# Almont Mi GOB car show.



## alleyyooper (Sep 20, 2017)

*Almont* is a village in Lapeer County in the U.S. state of Michigan. The population was 2,674 at the 2010 census.
Almont is approximately 40 miles north of Detroit.

We passed up two other shows Saturday to attend this one, a bad choice. It is the first one we have entered in our book as to never ever attend again.
A real good old boy network show for sure.
There was a street off the main street that ran down to the corner near a church. Some cars like ours were directed to park in the church parking lot. If you were listed as a Almont resident you were to park on the street you also got a street spot if you were a friend or relative of a Almont resident. Once that street was filled with those persons then people with shiny cars were parked in the street. Fifty cars/trucks were on that street we registered as # 37 and were parked in a corner of the church parking lot.

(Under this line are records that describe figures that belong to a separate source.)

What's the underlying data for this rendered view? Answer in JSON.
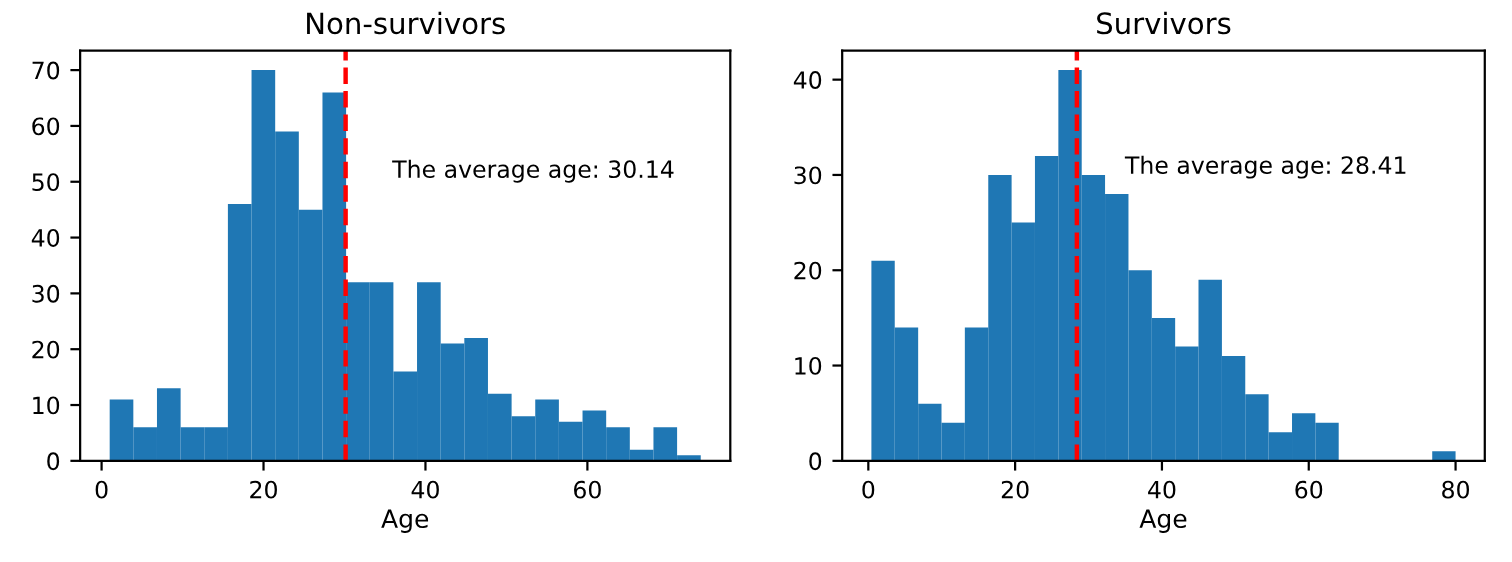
{
  "chart_data": [
    {
      "type": "histogram",
      "title": "Non-survivors",
      "xlabel": "Age",
      "bins": [
        1,
        3.92,
        6.84,
        9.76,
        12.68,
        15.6,
        18.52,
        21.44,
        24.36,
        27.28,
        30.2,
        33.12,
        36.04,
        38.96,
        41.88,
        44.8,
        47.72,
        50.64,
        53.56,
        56.48,
        59.4,
        62.32,
        65.24,
        68.16,
        71.08,
        74
      ],
      "values": [
        11,
        6,
        13,
        6,
        6,
        46,
        70,
        59,
        45,
        66,
        32,
        32,
        16,
        32,
        21,
        22,
        12,
        8,
        11,
        7,
        9,
        6,
        2,
        6,
        1
      ],
      "color": "#1f77b4",
      "xlim": [
        -2.65,
        77.65
      ],
      "xticks": [
        0,
        20,
        40,
        60
      ],
      "ylim": [
        0,
        73.5
      ],
      "yticks": [
        0,
        10,
        20,
        30,
        40,
        50,
        60,
        70
      ],
      "ref_lines": [
        {
          "axis": "x",
          "value": 30.14,
          "color": "#ff0000",
          "line_style": "dashed"
        }
      ],
      "annotations": [
        "The average age: 30.14"
      ],
      "grid": false,
      "legend": false
    },
    {
      "type": "histogram",
      "title": "Survivors",
      "xlabel": "Age",
      "bins": [
        0.42,
        3.6,
        6.79,
        9.97,
        13.15,
        16.34,
        19.52,
        22.7,
        25.89,
        29.07,
        32.25,
        35.44,
        38.62,
        41.8,
        44.98,
        48.17,
        51.35,
        54.53,
        57.72,
        60.9,
        64.08,
        67.27,
        70.45,
        73.63,
        76.82,
        80
      ],
      "values": [
        21,
        14,
        6,
        4,
        14,
        30,
        25,
        32,
        41,
        30,
        28,
        20,
        15,
        12,
        19,
        11,
        7,
        3,
        5,
        4,
        0,
        0,
        0,
        0,
        1
      ],
      "color": "#1f77b4",
      "xlim": [
        -3.56,
        83.98
      ],
      "xticks": [
        0,
        20,
        40,
        60,
        80
      ],
      "ylim": [
        0,
        43.05
      ],
      "yticks": [
        0,
        10,
        20,
        30,
        40
      ],
      "ref_lines": [
        {
          "axis": "x",
          "value": 28.41,
          "color": "#ff0000",
          "line_style": "dashed"
        }
      ],
      "annotations": [
        "The average age: 28.41"
      ],
      "grid": false,
      "legend": false
    }
  ]
}
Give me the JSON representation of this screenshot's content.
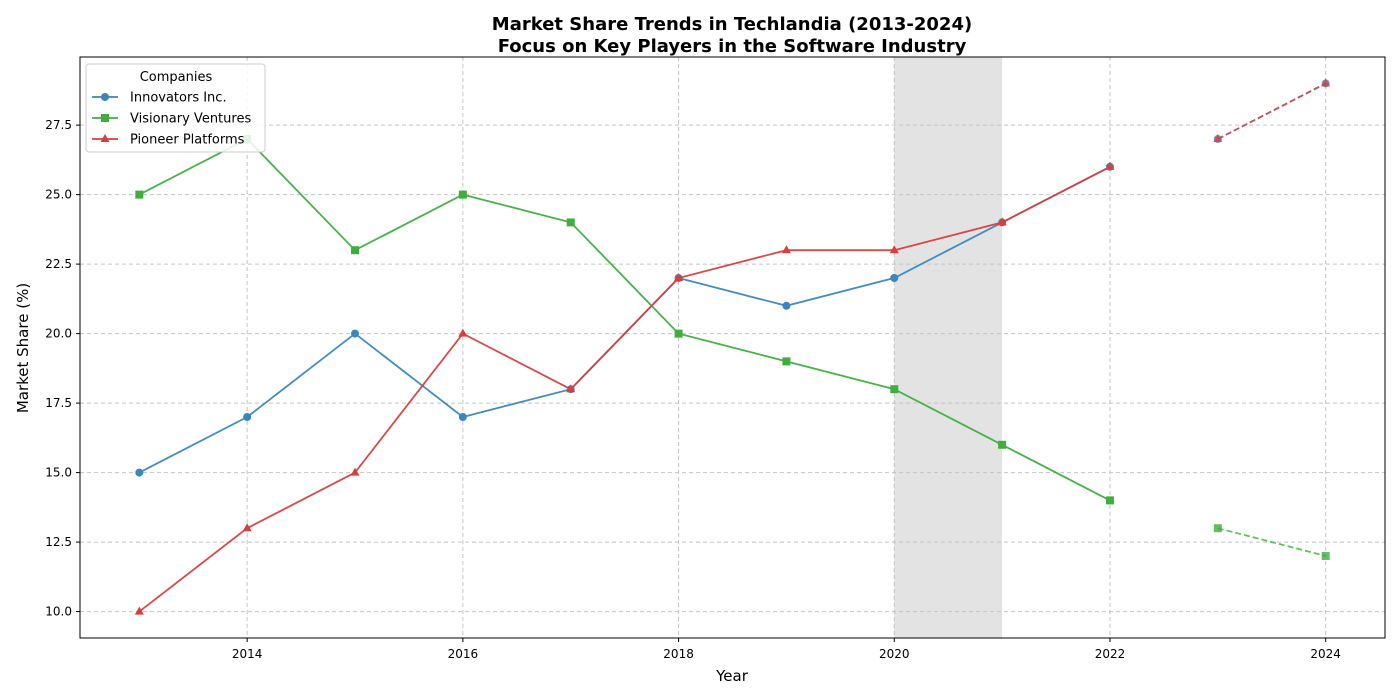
{
  "chart_data": {
    "type": "line",
    "title": "Market Share Trends in Techlandia (2013-2024)",
    "subtitle": "Focus on Key Players in the Software Industry",
    "xlabel": "Year",
    "ylabel": "Market Share (%)",
    "xlim": [
      2012.45,
      2024.55
    ],
    "ylim": [
      9.05,
      29.95
    ],
    "x_ticks": [
      2014,
      2016,
      2018,
      2020,
      2022,
      2024
    ],
    "x_tick_labels": [
      "2014",
      "2016",
      "2018",
      "2020",
      "2022",
      "2024"
    ],
    "y_ticks": [
      10.0,
      12.5,
      15.0,
      17.5,
      20.0,
      22.5,
      25.0,
      27.5
    ],
    "y_tick_labels": [
      "10.0",
      "12.5",
      "15.0",
      "17.5",
      "20.0",
      "22.5",
      "25.0",
      "27.5"
    ],
    "grid": true,
    "legend_title": "Companies",
    "legend_position": "top-left",
    "shaded_region": {
      "x_start": 2020,
      "x_end": 2021,
      "color": "#e3e3e3"
    },
    "series": [
      {
        "name": "Innovators Inc.",
        "color": "#3a87bd",
        "marker": "circle",
        "x": [
          2013,
          2014,
          2015,
          2016,
          2017,
          2018,
          2019,
          2020,
          2021,
          2022
        ],
        "values": [
          15,
          17,
          20,
          17,
          18,
          22,
          21,
          22,
          24,
          26
        ],
        "projection": {
          "x": [
            2023,
            2024
          ],
          "values": [
            27,
            29
          ]
        }
      },
      {
        "name": "Visionary Ventures",
        "color": "#3fae3f",
        "marker": "square",
        "x": [
          2013,
          2014,
          2015,
          2016,
          2017,
          2018,
          2019,
          2020,
          2021,
          2022
        ],
        "values": [
          25,
          27,
          23,
          25,
          24,
          20,
          19,
          18,
          16,
          14
        ],
        "projection": {
          "x": [
            2023,
            2024
          ],
          "values": [
            13,
            12
          ]
        }
      },
      {
        "name": "Pioneer Platforms",
        "color": "#d83e3e",
        "marker": "triangle",
        "x": [
          2013,
          2014,
          2015,
          2016,
          2017,
          2018,
          2019,
          2020,
          2021,
          2022
        ],
        "values": [
          10,
          13,
          15,
          20,
          18,
          22,
          23,
          23,
          24,
          26
        ],
        "projection": {
          "x": [
            2023,
            2024
          ],
          "values": [
            27,
            29
          ]
        }
      }
    ]
  }
}
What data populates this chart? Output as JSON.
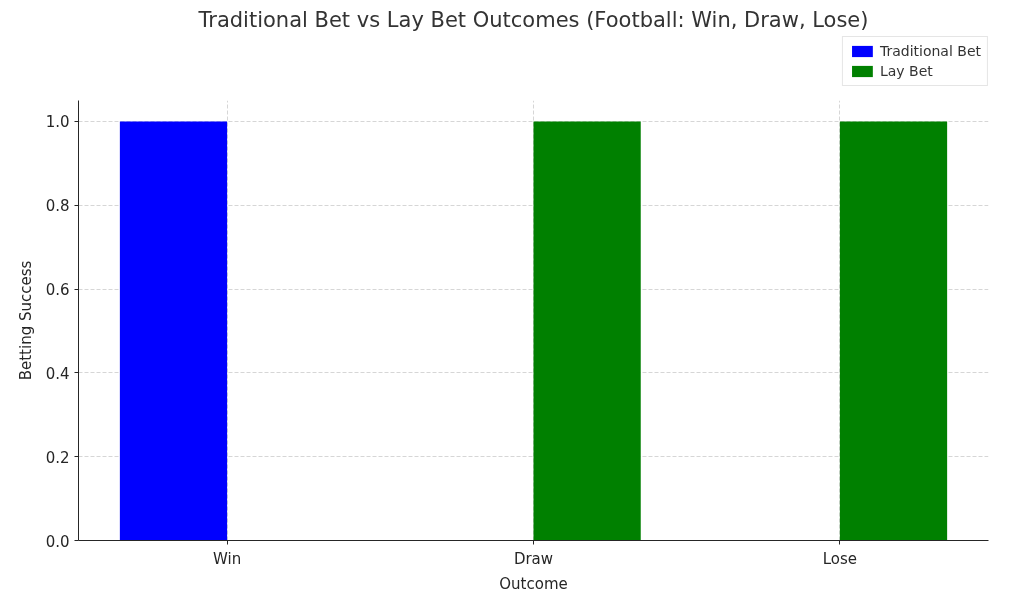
{
  "chart_data": {
    "type": "bar",
    "title": "Traditional Bet vs Lay Bet Outcomes (Football: Win, Draw, Lose)",
    "xlabel": "Outcome",
    "ylabel": "Betting Success",
    "categories": [
      "Win",
      "Draw",
      "Lose"
    ],
    "series": [
      {
        "name": "Traditional Bet",
        "color": "#0000ff",
        "values": [
          1,
          0,
          0
        ]
      },
      {
        "name": "Lay Bet",
        "color": "#008000",
        "values": [
          0,
          1,
          1
        ]
      }
    ],
    "ylim": [
      0,
      1.05
    ],
    "yticks": [
      {
        "value": 0,
        "label": "0.0"
      },
      0.2,
      0.4,
      0.6,
      0.8,
      {
        "value": 1,
        "label": "1.0"
      }
    ],
    "grid": true,
    "legend": "top right"
  }
}
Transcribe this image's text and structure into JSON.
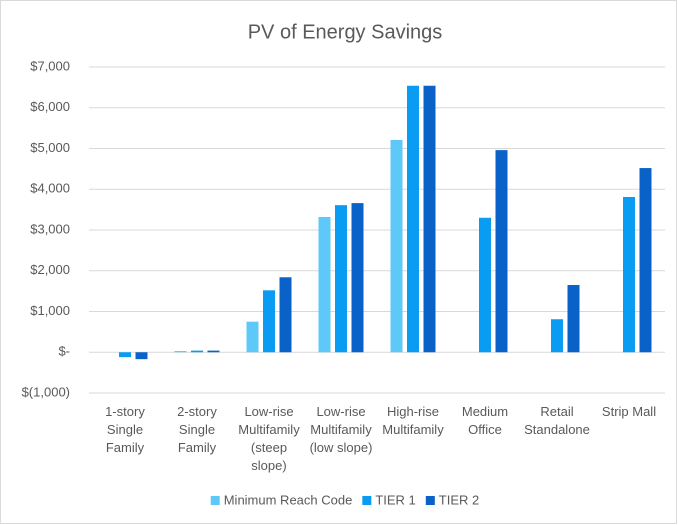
{
  "chart_data": {
    "type": "bar",
    "title": "PV of Energy Savings",
    "categories": [
      "1-story Single Family",
      "2-story Single Family",
      "Low-rise Multifamily (steep slope)",
      "Low-rise Multifamily (low slope)",
      "High-rise Multifamily",
      "Medium Office",
      "Retail Standalone",
      "Strip Mall"
    ],
    "series": [
      {
        "name": "Minimum Reach Code",
        "color": "#5ec8f8",
        "values": [
          null,
          30,
          750,
          3320,
          5210,
          null,
          null,
          null
        ]
      },
      {
        "name": "TIER 1",
        "color": "#0a9cf2",
        "values": [
          -120,
          40,
          1520,
          3610,
          6540,
          3300,
          810,
          3810
        ]
      },
      {
        "name": "TIER 2",
        "color": "#0a62c8",
        "values": [
          -170,
          40,
          1840,
          3660,
          6540,
          4960,
          1650,
          4520
        ]
      }
    ],
    "ylim": [
      -1000,
      7000
    ],
    "yticks": [
      {
        "value": -1000,
        "label": "$(1,000)"
      },
      {
        "value": 0,
        "label": "$-"
      },
      {
        "value": 1000,
        "label": "$1,000"
      },
      {
        "value": 2000,
        "label": "$2,000"
      },
      {
        "value": 3000,
        "label": "$3,000"
      },
      {
        "value": 4000,
        "label": "$4,000"
      },
      {
        "value": 5000,
        "label": "$5,000"
      },
      {
        "value": 6000,
        "label": "$6,000"
      },
      {
        "value": 7000,
        "label": "$7,000"
      }
    ],
    "grid": true,
    "legend": "bottom"
  }
}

This rat rod had a cross cut saw blade for a sun visor.







 

A nice street rod, paint was thin and you could see the black primer under neath the yellow.





Very nice early Ford street rod.





A Dodge drag car.





Street Rod.





66 Ford T bird, My choice for best in show. Non Almont car.





 Al


----------



## alleyyooper (Sep 20, 2017)

57 Ford Voted best Modified car, I agreed as it was a nice clean mod. The color was chocolate, doesn't show well in the pictures.













Chevy PU.






Chevy rug rat grocery hauler.






48 Dodge truck.






 Al


----------



## alleyyooper (Sep 20, 2017)

Another nice old Dodge PU.





Challanger rag top, work in progress.





Hudson Hornet. Kare said she thought this one should be best in show. Didn't make it.











64 Ford.







Voted Best Orginal in the show. As you can see it is in no way orginal. owners was brother to one of thre snow organizers







Buick T type 87 made, bought new in 87 by the owner is all orginal includeing the paint.
Was parked in no mans land church parking lot.






1985 Buick Limited collectors edition Orginal except thr fluids, tires and exhust system.
Again banished to the church yard.







We saw many cars turned away from the show that arrived after the 12:00 sign in time despite lots of church parking lot room. We also seen some come after 1:30 & 2:00 PM that were allowed in, assumed they had preregistered. Also had many that parked in the lot behind our car that belonged to the post office and a bar.

 Al


----------